I’m scared of what will happen.  The “what ifs” race through my mind and I go into full on panic mode.  Once the bad thought seed gets planted in my mind, I can’t shake it.  This is why I can’t make decisions.

I’m better at making decisions now than in past years.  I’m learning to rationalize with myself and to realize that even an unlikely worst case scenario isn’t the end of the world. Case in point:  buying a house.  When my husband and I decided to take the plunge, the freak out started.  I was awake at night, I couldn’t concentrate on my work, and I was unhappy because I was obsessing over if this was the right decision.  I thought about the pros and cons and my rational mind understood that buying a house is the right decision for us, but my irrational mind kept freaking out about the “what ifs.”  Finally, I had to tell myself that really the worst possible scenario is that we can’t make our payments and we go into foreclosure.  Obviously, not the optimal situation and I certainly don’t want this to happen, but I recognized that this was my fear and I decided that even if this is my fate, it’s not the end of the world.  That realization brought me back to reality and we are moving forward with the home-buying process.  Like I said, I’m better than I used to be.

Failure to make decisions and take risks has cost me a lot.

I chose a “safe” major in college, finance, because I knew there were jobs and that I could make money with it.  But once I graduated I quickly realized that I don’t really like finance and I don’t really like the job opportunities that it brings to me.
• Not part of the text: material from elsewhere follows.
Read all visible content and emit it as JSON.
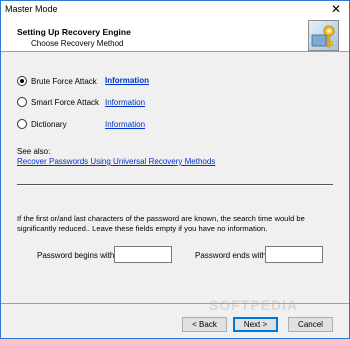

I also spent 4.5 years away from my husband while he was in the Marines because of my paralyzing fear of taking a risk.  I couldn’t pull the cord on my parachute and move down there and ended splattered in a pancake of regret and sadness.  I made plans but each time was railroaded with rationalizations and fear about the unknown.  What if I couldn’t find a job?  What if I hated it there?  What if he deployed right away and I was all alone?  Looking back now, I can say “so freaking what?” and I resent this fear because it cost me 4.5 years with my best friend and the chance to live in a different part of the country.

At the very least, I can say that I’ve learned from my failures.  I know that my failure to act can cause me very deep pain and misery.  I don’t want to live this way anymore.  I’m taking action to ensure that my life isn’t held hostage by my anxiety.

Step 1 – Set my goals.  I have a rough idea of what I want now, especially after figuring out the things that I DEFINITELY do not want.  I know I want a job that doesn’t involve a cubicle and allows me to be active.  I’m not sure if I will end up being a fitness instructor, a personal trainer, a dance teacher, and fitness writer, etc., but having this rough idea can get me pointed in the right direction.

Step 2 – Make my plan.  I know I want fitness to be a part of my life, so I’m trying new things.  I’m learning about fitness as much as I can.  I’m exposing myself to other fitness writers and professionals and started this blog to get my name out there and work on my writing.  I even have a 5 year plan to get out of cubicle-land.

Step 3 – DO IT.  I’ve been setting goals for a long time and making lists of things I wanted, but I never acted.  I honestly can’t say what the catalyst was this time but I finally came to resent how my life was going and decided it was time to act.  The biggest step for me has been the creation of this blog.  I’ve been toying with the notion for a while but was paralyzed by fear of what others will think and of that inevitable first troll that tells me I suck and whatnot.  I can’t live that way anymore.  People may think its weird and they won’t all agree with what I say, and eventually someone will tell me I suck, but that’s life and this is what I want.  I’d rather go after what I want than live with my fear.

I’ve declared my own war on inaction.  I no longer want the biggest risk in my life to be my failure to take risks.  I’m taking my biggest risk right now and going after what I want.